Повесть о старых женщинах - Арнольд Беннетт
Шрифт:
Интервал:
Закладка:
— Он, к сожалению, souffrant[31], — пролепетал Ширак.
В тоне Ширака Софья почувствовала намек на то, что теперь ее долг, разумеется, в том, чтобы целиком посвятить себя восстановлению мужской гордости посрамленного мужа.
«А я как же?» — с горечью подумала она.
По лестнице, колыхаясь, как бланманже, поднялась толстуха и обратилась к Софье с речью, из которой та не поняла ни одного слова.
— Она требует шестьдесят франков, — сказал Ширак и, когда Софья испуганно его переспросила, объяснил, что Джеральд согласился заплатить за комнату, которая принадлежала самой хозяйке, сто франков — пятьдесят франков авансом и пятьдесят после казни. Еще десять причиталось за обед. Хозяйка же, не доверявшая ни одному постояльцу, требовала с них деньги немедленно по завершении зрелища.
Софья оставила без внимания то, что Джеральд солгал ей. Да ведь и Ширак был при этом. Она знала, что Джеральд легко может солгать другим, но по наивности не подозревала, что это распространяется и на нее.
— Джеральд! Ты слышал? — холодно сказала она.
Любитель отрубленных голов только застонал.
В раздражении Софья подошла к нему и стала рыться в его карманах в поисках кошелька.
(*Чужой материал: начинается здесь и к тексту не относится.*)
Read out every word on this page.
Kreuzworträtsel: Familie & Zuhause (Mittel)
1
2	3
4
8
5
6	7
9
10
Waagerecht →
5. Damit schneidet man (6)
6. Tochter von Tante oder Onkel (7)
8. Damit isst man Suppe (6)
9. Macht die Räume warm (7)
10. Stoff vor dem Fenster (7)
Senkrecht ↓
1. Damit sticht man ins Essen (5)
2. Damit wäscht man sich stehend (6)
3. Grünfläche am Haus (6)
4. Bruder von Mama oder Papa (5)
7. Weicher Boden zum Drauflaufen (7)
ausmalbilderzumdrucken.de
Все еще постанывая, Джеральд помог ей. Ширак отсчитал требуемую сумму.
Умиротворенная толстуха проследовала дальше.
— До свидания, сударыня, — сказал Ширак со своей обычной вежливостью, превращая коридор гнусной гостиницы в подобие королевских покоев.
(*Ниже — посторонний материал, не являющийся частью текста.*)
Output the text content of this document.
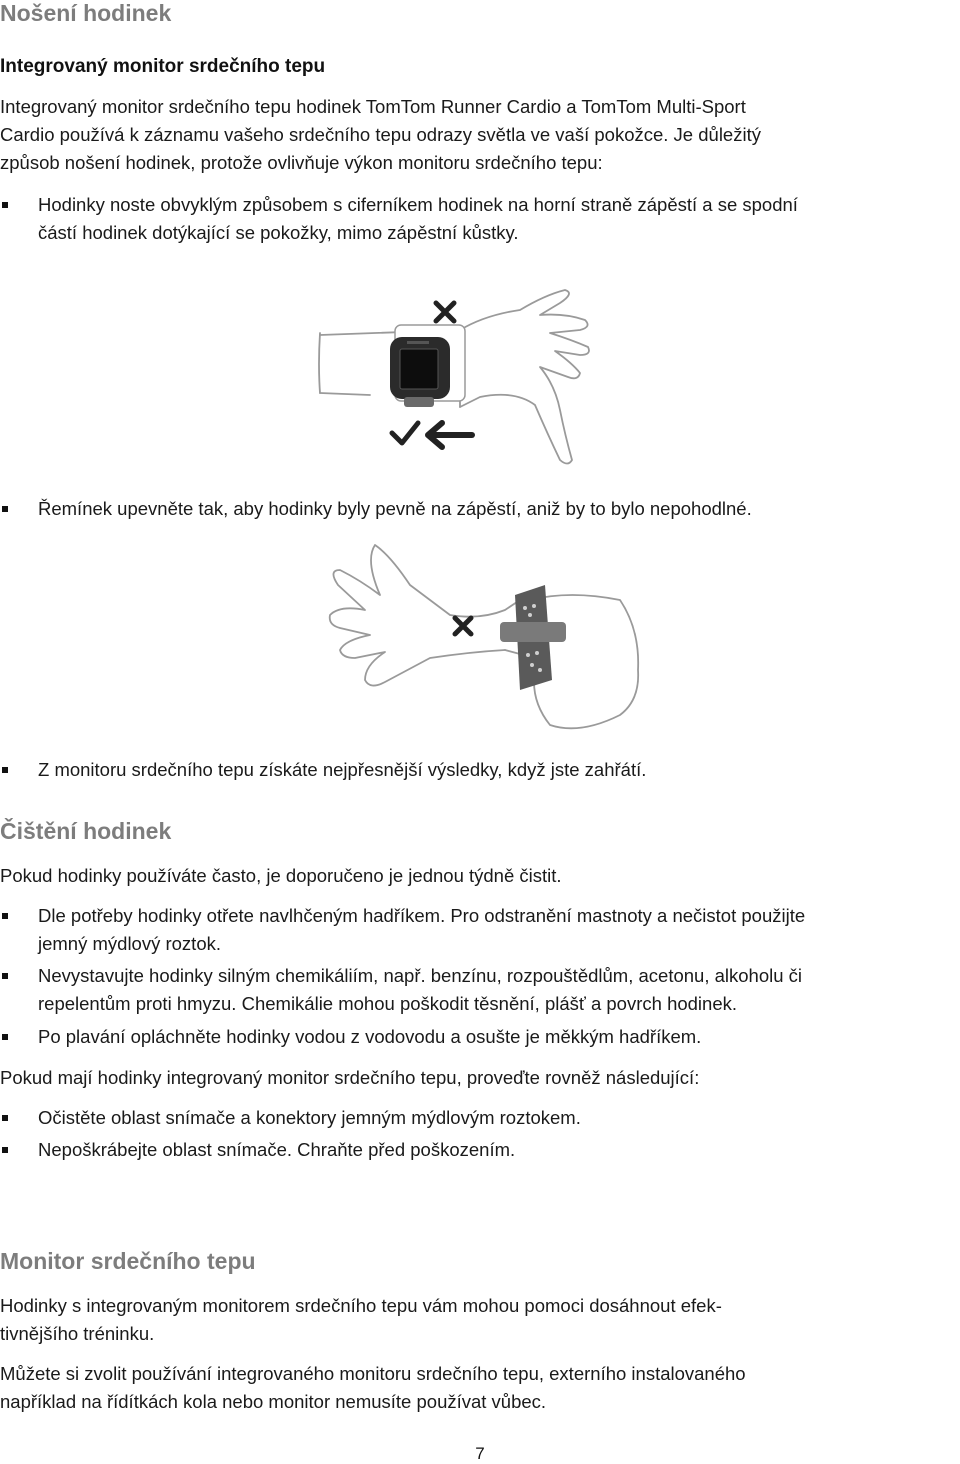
Nošení hodinek
Integrovaný monitor srdečního tepu
Integrovaný monitor srdečního tepu hodinek TomTom Runner Cardio a TomTom Multi-Sport
Cardio používá k záznamu vašeho srdečního tepu odrazy světla ve vaší pokožce. Je důležitý
způsob nošení hodinek, protože ovlivňuje výkon monitoru srdečního tepu:
Hodinky noste obvyklým způsobem s ciferníkem hodinek na horní straně zápěstí a se spodní
částí hodinek dotýkající se pokožky, mimo zápěstní kůstky.
Řemínek upevněte tak, aby hodinky byly pevně na zápěstí, aniž by to bylo nepohodlné.
Z monitoru srdečního tepu získáte nejpřesnější výsledky, když jste zahřátí.
Čištění hodinek
Pokud hodinky používáte často, je doporučeno je jednou týdně čistit.
Dle potřeby hodinky otřete navlhčeným hadříkem. Pro odstranění mastnoty a nečistot použijte
jemný mýdlový roztok.
Nevystavujte hodinky silným chemikáliím, např. benzínu, rozpouštědlům, acetonu, alkoholu či
repelentům proti hmyzu. Chemikálie mohou poškodit těsnění, plášť a povrch hodinek.
Po plavání opláchněte hodinky vodou z vodovodu a osušte je měkkým hadříkem.
Pokud mají hodinky integrovaný monitor srdečního tepu, proveďte rovněž následující:
Očistěte oblast snímače a konektory jemným mýdlovým roztokem.
Nepoškrábejte oblast snímače. Chraňte před poškozením.
Monitor srdečního tepu
Hodinky s integrovaným monitorem srdečního tepu vám mohou pomoci dosáhnout efek-
tivnějšího tréninku.
Můžete si zvolit používání integrovaného monitoru srdečního tepu, externího instalovaného
například na řídítkách kola nebo monitor nemusíte používat vůbec.
7
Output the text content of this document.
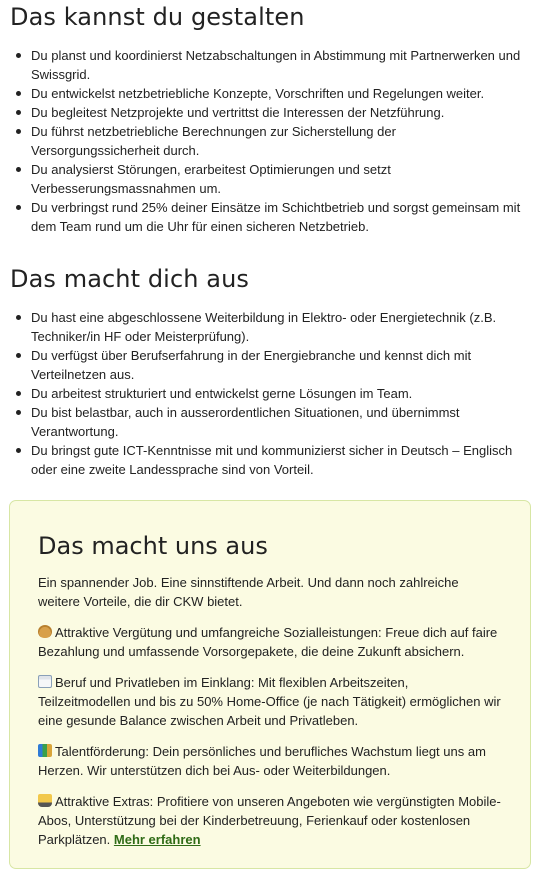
Das kannst du gestalten
Du planst und koordinierst Netzabschaltungen in Abstimmung mit Partnerwerken und Swissgrid.
Du entwickelst netzbetriebliche Konzepte, Vorschriften und Regelungen weiter.
Du begleitest Netzprojekte und vertrittst die Interessen der Netzführung.
Du führst netzbetriebliche Berechnungen zur Sicherstellung der Versorgungssicherheit durch.
Du analysierst Störungen, erarbeitest Optimierungen und setzt Verbesserungsmassnahmen um.
Du verbringst rund 25% deiner Einsätze im Schichtbetrieb und sorgst gemeinsam mit dem Team rund um die Uhr für einen sicheren Netzbetrieb.
Das macht dich aus
Du hast eine abgeschlossene Weiterbildung in Elektro- oder Energietechnik (z.B. Techniker/in HF oder Meisterprüfung).
Du verfügst über Berufserfahrung in der Energiebranche und kennst dich mit Verteilnetzen aus.
Du arbeitest strukturiert und entwickelst gerne Lösungen im Team.
Du bist belastbar, auch in ausserordentlichen Situationen, und übernimmst Verantwortung.
Du bringst gute ICT-Kenntnisse mit und kommunizierst sicher in Deutsch – Englisch oder eine zweite Landessprache sind von Vorteil.
Das macht uns aus

Ein spannender Job. Eine sinnstiftende Arbeit. Und dann noch zahlreiche weitere Vorteile, die dir CKW bietet.

Attraktive Vergütung und umfangreiche Sozialleistungen: Freue dich auf faire Bezahlung und umfassende Vorsorgepakete, die deine Zukunft absichern.

Beruf und Privatleben im Einklang: Mit flexiblen Arbeitszeiten, Teilzeitmodellen und bis zu 50% Home-Office (je nach Tätigkeit) ermöglichen wir eine gesunde Balance zwischen Arbeit und Privatleben.

Talentförderung: Dein persönliches und berufliches Wachstum liegt uns am Herzen. Wir unterstützen dich bei Aus- oder Weiterbildungen.

Attraktive Extras: Profitiere von unseren Angeboten wie vergünstigten Mobile-Abos, Unterstützung bei der Kinderbetreuung, Ferienkauf oder kostenlosen Parkplätzen. Mehr erfahren
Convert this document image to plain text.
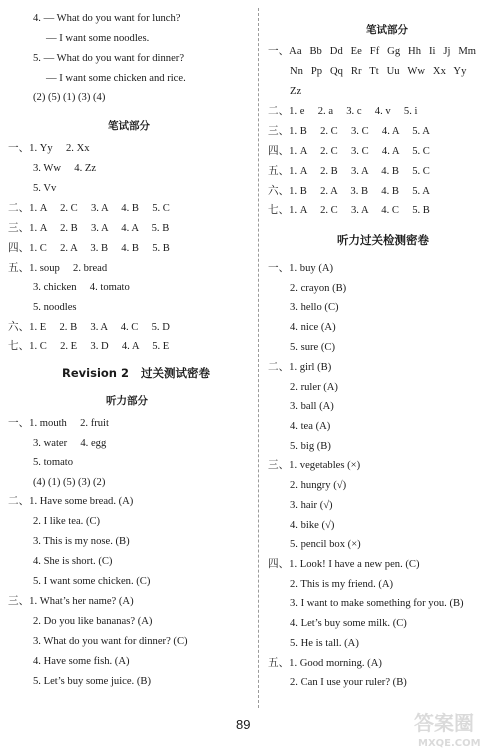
4. — What do you want for lunch?
— I want some noodles.
5. — What do you want for dinner?
— I want some chicken and rice.
(2) (5) (1) (3) (4)
笔试部分
一、1. Yy     2. Xx
3. Ww     4. Zz
5. Vv
二、1. A     2. C     3. A     4. B     5. C
三、1. A     2. B     3. A     4. A     5. B
四、1. C     2. A     3. B     4. B     5. B
五、1. soup     2. bread
3. chicken     4. tomato
5. noodles
六、1. E     2. B     3. A     4. C     5. D
七、1. C     2. E     3. D     4. A     5. E
Revision 2   过关测试密卷
听力部分
一、1. mouth     2. fruit
3. water     4. egg
5. tomato
(4) (1) (5) (3) (2)
二、1. Have some bread. (A)
2. I like tea. (C)
3. This is my nose. (B)
4. She is short. (C)
5. I want some chicken. (C)
三、1. What’s her name? (A)
2. Do you like bananas? (A)
3. What do you want for dinner? (C)
4. Have some fish. (A)
5. Let’s buy some juice. (B)
笔试部分
一、Aa   Bb   Dd   Ee   Ff   Gg   Hh   Ii   Jj   Mm
Nn   Pp   Qq   Rr   Tt   Uu   Ww   Xx   Yy
Zz
二、1. e     2. a     3. c     4. v     5. i
三、1. B     2. C     3. C     4. A     5. A
四、1. A     2. C     3. C     4. A     5. C
五、1. A     2. B     3. A     4. B     5. C
六、1. B     2. A     3. B     4. B     5. A
七、1. A     2. C     3. A     4. C     5. B
听力过关检测密卷
一、1. buy (A)
2. crayon (B)
3. hello (C)
4. nice (A)
5. sure (C)
二、1. girl (B)
2. ruler (A)
3. ball (A)
4. tea (A)
5. big (B)
三、1. vegetables (×)
2. hungry (√)
3. hair (√)
4. bike (√)
5. pencil box (×)
四、1. Look! I have a new pen. (C)
2. This is my friend. (A)
3. I want to make something for you. (B)
4. Let’s buy some milk. (C)
5. He is tall. (A)
五、1. Good morning. (A)
2. Can I use your ruler? (B)
89	答案圈
MXQE.COM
— Вы уезжаете? — удивленно спросила Софья.
Ее явное огорчение чрезвычайно польстило Шираку. Он остался бы, если б мог, но ему следует вернуться в Париж, чтобы написать и сдать статью.
— Надеюсь, я уеду завтра, — сочувственно прошептал он, целуя Софье руку.
Этот жест слегка смягчил все убожество ее положения и погрешности ее туалета. С тех пор ей всегда казалось, что Ширак — старый и близкий друг: он видел «оборотную сторону» ее жизни и с успехом выдержал испытание.
Проводив его взглядом, Софья закрыла дверь и собиралась уладить возникшее положение.
Джеральд спал. Спал не раздеваясь, тяжелым сном.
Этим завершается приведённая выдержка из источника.